Speaking of which, Abrams and Lindelof endured some serious backlash for Star Trek Into Darkness when they cast Benedict Cumberbatch as a new version of classic Trek foe Khan, only to perpetually deny that casting to fans and press alike. The more they denied the involvement of Khan, the worse things got, particularly since everyone knew who Cumberbatch was playing.
In an interview with Variety, Lindelof readily cops to the mistake:
When we did Star Trek Into Darkness for example, we decided that we weren’t going to tell people that Benedict Cumberbatch was playing Khan. And that was a mistake, because the audience was like, “We know he’s playing Khan.” That was why it was a mistake. But J.J. [Abrams] is telling us nothing about the new Star Wars movie and we love it. I’ve not come across a single person who’s like, “I wish I knew a little bit more.” We are like, ‘Thank God he’s protecting us from all the things that will be revealed in the movie theater.”

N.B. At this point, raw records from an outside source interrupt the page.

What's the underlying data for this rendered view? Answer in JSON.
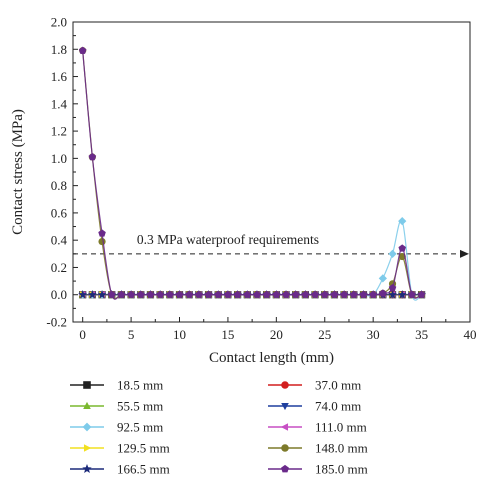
{
  "chart_data": {
    "type": "line",
    "xlabel": "Contact length (mm)",
    "ylabel": "Contact stress (MPa)",
    "xlim": [
      -1,
      40
    ],
    "ylim": [
      -0.2,
      2.0
    ],
    "xticks": [
      0,
      5,
      10,
      15,
      20,
      25,
      30,
      35,
      40
    ],
    "yticks": [
      -0.2,
      0.0,
      0.2,
      0.4,
      0.6,
      0.8,
      1.0,
      1.2,
      1.4,
      1.6,
      1.8,
      2.0
    ],
    "xtick_labels": [
      "0",
      "5",
      "10",
      "15",
      "20",
      "25",
      "30",
      "35",
      "40"
    ],
    "ytick_labels": [
      "-0.2",
      "0.0",
      "0.2",
      "0.4",
      "0.6",
      "0.8",
      "1.0",
      "1.2",
      "1.4",
      "1.6",
      "1.8",
      "2.0"
    ],
    "reference_line": {
      "y": 0.3,
      "label": "0.3 MPa waterproof requirements",
      "style": "dashed",
      "arrow": "right"
    },
    "legend_position": "below",
    "series": [
      {
        "name": "18.5 mm",
        "color": "#222222",
        "marker": "square",
        "x": [
          0,
          1,
          2,
          3,
          4,
          5,
          6,
          7,
          8,
          9,
          10,
          11,
          12,
          13,
          14,
          15,
          16,
          17,
          18,
          19,
          20,
          21,
          22,
          23,
          24,
          25,
          26,
          27,
          28,
          29,
          30,
          31,
          32,
          33,
          34,
          35
        ],
        "y": [
          0,
          0,
          0,
          0,
          0,
          0,
          0,
          0,
          0,
          0,
          0,
          0,
          0,
          0,
          0,
          0,
          0,
          0,
          0,
          0,
          0,
          0,
          0,
          0,
          0,
          0,
          0,
          0,
          0,
          0,
          0,
          0,
          0,
          0,
          0,
          0
        ]
      },
      {
        "name": "37.0 mm",
        "color": "#d21f1f",
        "marker": "circle",
        "x": [
          0,
          1,
          2,
          3,
          4,
          5,
          6,
          7,
          8,
          9,
          10,
          11,
          12,
          13,
          14,
          15,
          16,
          17,
          18,
          19,
          20,
          21,
          22,
          23,
          24,
          25,
          26,
          27,
          28,
          29,
          30,
          31,
          32,
          33,
          34,
          35
        ],
        "y": [
          0,
          0,
          0,
          0,
          0,
          0,
          0,
          0,
          0,
          0,
          0,
          0,
          0,
          0,
          0,
          0,
          0,
          0,
          0,
          0,
          0,
          0,
          0,
          0,
          0,
          0,
          0,
          0,
          0,
          0,
          0,
          0,
          0,
          0,
          0,
          0
        ]
      },
      {
        "name": "55.5 mm",
        "color": "#7ab82e",
        "marker": "triangle-up",
        "x": [
          0,
          1,
          2,
          3,
          4,
          5,
          6,
          7,
          8,
          9,
          10,
          11,
          12,
          13,
          14,
          15,
          16,
          17,
          18,
          19,
          20,
          21,
          22,
          23,
          24,
          25,
          26,
          27,
          28,
          29,
          30,
          31,
          32,
          33,
          34,
          35
        ],
        "y": [
          0,
          0,
          0,
          0,
          0,
          0,
          0,
          0,
          0,
          0,
          0,
          0,
          0,
          0,
          0,
          0,
          0,
          0,
          0,
          0,
          0,
          0,
          0,
          0,
          0,
          0,
          0,
          0,
          0,
          0,
          0,
          0,
          0,
          0,
          0,
          0
        ]
      },
      {
        "name": "74.0 mm",
        "color": "#1f3f9e",
        "marker": "triangle-down",
        "x": [
          0,
          1,
          2,
          3,
          4,
          5,
          6,
          7,
          8,
          9,
          10,
          11,
          12,
          13,
          14,
          15,
          16,
          17,
          18,
          19,
          20,
          21,
          22,
          23,
          24,
          25,
          26,
          27,
          28,
          29,
          30,
          31,
          32,
          33,
          34,
          35
        ],
        "y": [
          0,
          0,
          0,
          0,
          0,
          0,
          0,
          0,
          0,
          0,
          0,
          0,
          0,
          0,
          0,
          0,
          0,
          0,
          0,
          0,
          0,
          0,
          0,
          0,
          0,
          0,
          0,
          0,
          0,
          0,
          0,
          0,
          0,
          0,
          0,
          0
        ]
      },
      {
        "name": "92.5 mm",
        "color": "#7ecbea",
        "marker": "diamond",
        "x": [
          0,
          1,
          2,
          3,
          4,
          5,
          6,
          7,
          8,
          9,
          10,
          11,
          12,
          13,
          14,
          15,
          16,
          17,
          18,
          19,
          20,
          21,
          22,
          23,
          24,
          25,
          26,
          27,
          28,
          29,
          30,
          31,
          32,
          33,
          34,
          35
        ],
        "y": [
          0,
          0,
          0,
          0,
          0,
          0,
          0,
          0,
          0,
          0,
          0,
          0,
          0,
          0,
          0,
          0,
          0,
          0,
          0,
          0,
          0,
          0,
          0,
          0,
          0,
          0,
          0,
          0,
          0,
          0,
          0,
          0.12,
          0.3,
          0.54,
          0,
          0
        ]
      },
      {
        "name": "111.0 mm",
        "color": "#c74fc4",
        "marker": "triangle-left",
        "x": [
          0,
          1,
          2,
          3,
          4,
          5,
          6,
          7,
          8,
          9,
          10,
          11,
          12,
          13,
          14,
          15,
          16,
          17,
          18,
          19,
          20,
          21,
          22,
          23,
          24,
          25,
          26,
          27,
          28,
          29,
          30,
          31,
          32,
          33,
          34,
          35
        ],
        "y": [
          0,
          0,
          0,
          0,
          0,
          0,
          0,
          0,
          0,
          0,
          0,
          0,
          0,
          0,
          0,
          0,
          0,
          0,
          0,
          0,
          0,
          0,
          0,
          0,
          0,
          0,
          0,
          0,
          0,
          0,
          0,
          0,
          0,
          0,
          0,
          0
        ]
      },
      {
        "name": "129.5 mm",
        "color": "#f2e020",
        "marker": "triangle-right",
        "x": [
          0,
          1,
          2,
          3,
          4,
          5,
          6,
          7,
          8,
          9,
          10,
          11,
          12,
          13,
          14,
          15,
          16,
          17,
          18,
          19,
          20,
          21,
          22,
          23,
          24,
          25,
          26,
          27,
          28,
          29,
          30,
          31,
          32,
          33,
          34,
          35
        ],
        "y": [
          0,
          0,
          0,
          0,
          0,
          0,
          0,
          0,
          0,
          0,
          0,
          0,
          0,
          0,
          0,
          0,
          0,
          0,
          0,
          0,
          0,
          0,
          0,
          0,
          0,
          0,
          0,
          0,
          0,
          0,
          0,
          0,
          0,
          0,
          0,
          0
        ]
      },
      {
        "name": "148.0 mm",
        "color": "#7d7a2a",
        "marker": "circle",
        "x": [
          0,
          1,
          2,
          3,
          4,
          5,
          6,
          7,
          8,
          9,
          10,
          11,
          12,
          13,
          14,
          15,
          16,
          17,
          18,
          19,
          20,
          21,
          22,
          23,
          24,
          25,
          26,
          27,
          28,
          29,
          30,
          31,
          32,
          33,
          34,
          35
        ],
        "y": [
          1.79,
          1.01,
          0.39,
          0,
          0,
          0,
          0,
          0,
          0,
          0,
          0,
          0,
          0,
          0,
          0,
          0,
          0,
          0,
          0,
          0,
          0,
          0,
          0,
          0,
          0,
          0,
          0,
          0,
          0,
          0,
          0,
          0.01,
          0.08,
          0.28,
          0,
          0
        ]
      },
      {
        "name": "166.5 mm",
        "color": "#1c2a7a",
        "marker": "star",
        "x": [
          0,
          1,
          2,
          3,
          4,
          5,
          6,
          7,
          8,
          9,
          10,
          11,
          12,
          13,
          14,
          15,
          16,
          17,
          18,
          19,
          20,
          21,
          22,
          23,
          24,
          25,
          26,
          27,
          28,
          29,
          30,
          31,
          32,
          33,
          34,
          35
        ],
        "y": [
          0,
          0,
          0,
          0,
          0,
          0,
          0,
          0,
          0,
          0,
          0,
          0,
          0,
          0,
          0,
          0,
          0,
          0,
          0,
          0,
          0,
          0,
          0,
          0,
          0,
          0,
          0,
          0,
          0,
          0,
          0,
          0,
          0,
          0,
          0,
          0
        ]
      },
      {
        "name": "185.0 mm",
        "color": "#6a2a8a",
        "marker": "pentagon",
        "x": [
          0,
          1,
          2,
          3,
          4,
          5,
          6,
          7,
          8,
          9,
          10,
          11,
          12,
          13,
          14,
          15,
          16,
          17,
          18,
          19,
          20,
          21,
          22,
          23,
          24,
          25,
          26,
          27,
          28,
          29,
          30,
          31,
          32,
          33,
          34,
          35
        ],
        "y": [
          1.79,
          1.01,
          0.45,
          0,
          0,
          0,
          0,
          0,
          0,
          0,
          0,
          0,
          0,
          0,
          0,
          0,
          0,
          0,
          0,
          0,
          0,
          0,
          0,
          0,
          0,
          0,
          0,
          0,
          0,
          0,
          0,
          0.01,
          0.05,
          0.34,
          0,
          0
        ]
      }
    ]
  }
}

Lindelof also discusses the difficulties of reserving big reveals for the actual viewing experience — not an easy feat when websites and trades are constantly reporting on every little detail or set photo, and cameos are no longer surprises because we know about them a year in advance:
We’re in a media culture where the audience is so sophisticated and they can crowdsource and Reddit this information — if they get a twist, you know, like the Edward James Olmos [twist] on “Dexter” or what happened recently on “The Walking Dead,” the audience basically crowdsourced exactly how [that twist could have happened] within hours of it airing. By the time it airs a month later, the audience just goes “Duh!” That’s not the storytellers’ fault. It’s just the sophistication [of the audience’s ability] to figure things out. It’s like, we’re up against this incredible creative algorithm.
Abrams and Lindelof have both grown quite a bit since that whole Star Trek Into Darkness snafu. Star Wars: The Force Awakens looks like Abrams’ most promising effort in years, while Lindelof has ditched the forced, manufactured twists and fantastical mysteries accessorized by characters in favor of real, poignant character drama that uses mystery as an accessory.